The satirical press of Valencia went from criticising the measures against cholera in the 1885 epidemic to denouncing social vulnerability

  • Scientific Culture and Innovation Unit
  • January 27th, 2023
 
Caricature of the people martyred by cholera and conservative political management. La Moma, June 13, 1885.
Caricature of the people martyred by cholera and conservative political management. La Moma, June 13, 1885.

Jorge Ramón, a researcher at the Department of Modern and Contemporary History at the University of Valencia, has explored, through the satirical press of the late nineteenth century, how the social and media perception of the cholera epidemic of 1885 in Valencia evolved – which killed 4,919 people, 3.45% of the registered population – as it spread through the city and its surroundings. The study finds that initially the weeklies mocked the disease with a haughty perspective, in which they considered themselves mere observers, but as the cases increased, they denounced the vulnerability of the classes most exposed to the pandemic.

“In the midst of the first wave of Covid-19, I approached other world pandemics that Valencia had suffered in the past and, specifically, the serious outbreak of cholera that affected it in 1885. My interest lay in how, as the situation worsened in the city, the social and media perception of the disease, its effects on people, and the political responses to it were transformed”, highlights Jorge Ramón.

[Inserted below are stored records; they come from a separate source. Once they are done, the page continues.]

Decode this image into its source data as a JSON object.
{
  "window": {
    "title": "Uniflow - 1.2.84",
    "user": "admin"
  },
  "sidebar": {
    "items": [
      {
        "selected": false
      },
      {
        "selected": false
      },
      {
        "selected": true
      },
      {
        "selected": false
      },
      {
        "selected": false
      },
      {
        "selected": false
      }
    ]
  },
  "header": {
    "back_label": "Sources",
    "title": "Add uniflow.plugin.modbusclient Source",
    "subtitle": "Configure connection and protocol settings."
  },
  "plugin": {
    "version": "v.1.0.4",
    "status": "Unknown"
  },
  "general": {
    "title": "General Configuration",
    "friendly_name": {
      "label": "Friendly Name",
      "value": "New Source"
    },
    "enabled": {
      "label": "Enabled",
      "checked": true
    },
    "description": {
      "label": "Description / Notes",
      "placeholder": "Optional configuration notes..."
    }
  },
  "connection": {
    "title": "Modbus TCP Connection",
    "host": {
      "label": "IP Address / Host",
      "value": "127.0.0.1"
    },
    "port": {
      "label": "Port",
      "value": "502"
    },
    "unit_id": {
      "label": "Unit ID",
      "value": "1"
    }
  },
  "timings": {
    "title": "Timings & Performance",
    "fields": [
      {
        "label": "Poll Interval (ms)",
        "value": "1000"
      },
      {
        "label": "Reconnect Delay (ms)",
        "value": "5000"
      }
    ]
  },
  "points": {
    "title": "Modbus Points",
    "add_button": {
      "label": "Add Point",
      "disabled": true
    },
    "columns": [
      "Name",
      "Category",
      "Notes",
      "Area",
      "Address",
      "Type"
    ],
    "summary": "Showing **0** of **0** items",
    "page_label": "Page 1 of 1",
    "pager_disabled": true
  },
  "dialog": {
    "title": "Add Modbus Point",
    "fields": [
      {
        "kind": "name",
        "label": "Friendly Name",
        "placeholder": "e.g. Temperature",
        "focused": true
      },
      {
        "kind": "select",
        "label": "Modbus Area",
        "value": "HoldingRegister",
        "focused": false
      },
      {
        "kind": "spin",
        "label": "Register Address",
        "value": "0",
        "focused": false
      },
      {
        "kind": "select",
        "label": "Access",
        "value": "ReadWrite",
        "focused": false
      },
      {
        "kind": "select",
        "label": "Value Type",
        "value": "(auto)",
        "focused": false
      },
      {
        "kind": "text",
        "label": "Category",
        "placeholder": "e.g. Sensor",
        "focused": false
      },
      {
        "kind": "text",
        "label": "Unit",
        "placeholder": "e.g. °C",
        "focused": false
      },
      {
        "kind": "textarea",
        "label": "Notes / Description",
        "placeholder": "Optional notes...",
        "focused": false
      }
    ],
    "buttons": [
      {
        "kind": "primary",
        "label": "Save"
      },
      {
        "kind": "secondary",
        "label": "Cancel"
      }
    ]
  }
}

In an article published in the Historia Contemporánea magazine, the researcher has analysed various content from the local satirical press (La Moma and La Traca), together with some health reports from the Valencian council. La Traca, one of the magazines with the largest printing run in the city and which was characterised by its humour and the multiple controversies that involved it, ridiculed the institutional actions that were used against the epidemic of 1885. It also put everything in the spotlight what he considered a sample of popular superstition.

During the epidemic, magazines opted for “sarcasm, ridicule and grotesque deformation”, but the ways of applying it varied over the months. Social inequality, reinforced by different exposures and behaviours towards the disease, the lack of sanitary infrastructures or the imbrication with the immediate agricultural environment were increasingly problematised with a view to hypothetical future urban projects.

Faced with the difficulties in being able to avoid the disease and make humour about it, the weeklies chose to make fun of the institutional measures and their efficiency. To a large extent, this was due to his closeness to various currents of republicanism, criticism of the prevailing political system (the Restoration) and its main features, the monarchy and the “dynastic turn” between conservatives and liberals. At a time when the treatment of cholera was uncertain, popular unrest could be directed towards specific practices such as the sanitary cordons or the vaccination trials of Dr. Ferrán, which unleashed fears and uncertainties among the population, but also hopes of stopping the advance of the epidemic. In July 1885 there were about 200 deaths every day.

Likewise, the study explains that the transition of the media from the de-dramatisation of the pandemic to a demand for rational medical and political care for the most disadvantaged social sectors also occurred in distant latitudes, such as Rosario (Argentina). In addition, the work contextualises these processes in the legal framework of the Restoration, based on a system of supervised liberties that could imply fines, kidnapping of numbers and imprisonment of those who openly criticised the authorities and their actions.

 

Article: Ramón Ros, Jorge. (2022). «Cordons, vírgules i anguiles» en la ciudad. Sátiras y respuestas políticas a la epidemia de cólera de 1885 en Valencia. Historia Contemporánea. 70. 717-751. DOI: https://doi.org/10.1387/hc.21956

 

Annex photo caption:

1. Caricature of the people martyred by cholera and conservative political management. La Moma, June 13, 1885.

2. Map indicating the intensity by provinces of cholera in 1885 according to the number of fatalities. Philip Hauser, Epidemiographic Atlas of Cholera in Spain in 1885, Manuel Tello Printing and Foundry, Madrid, 1887 (National Library of Spain).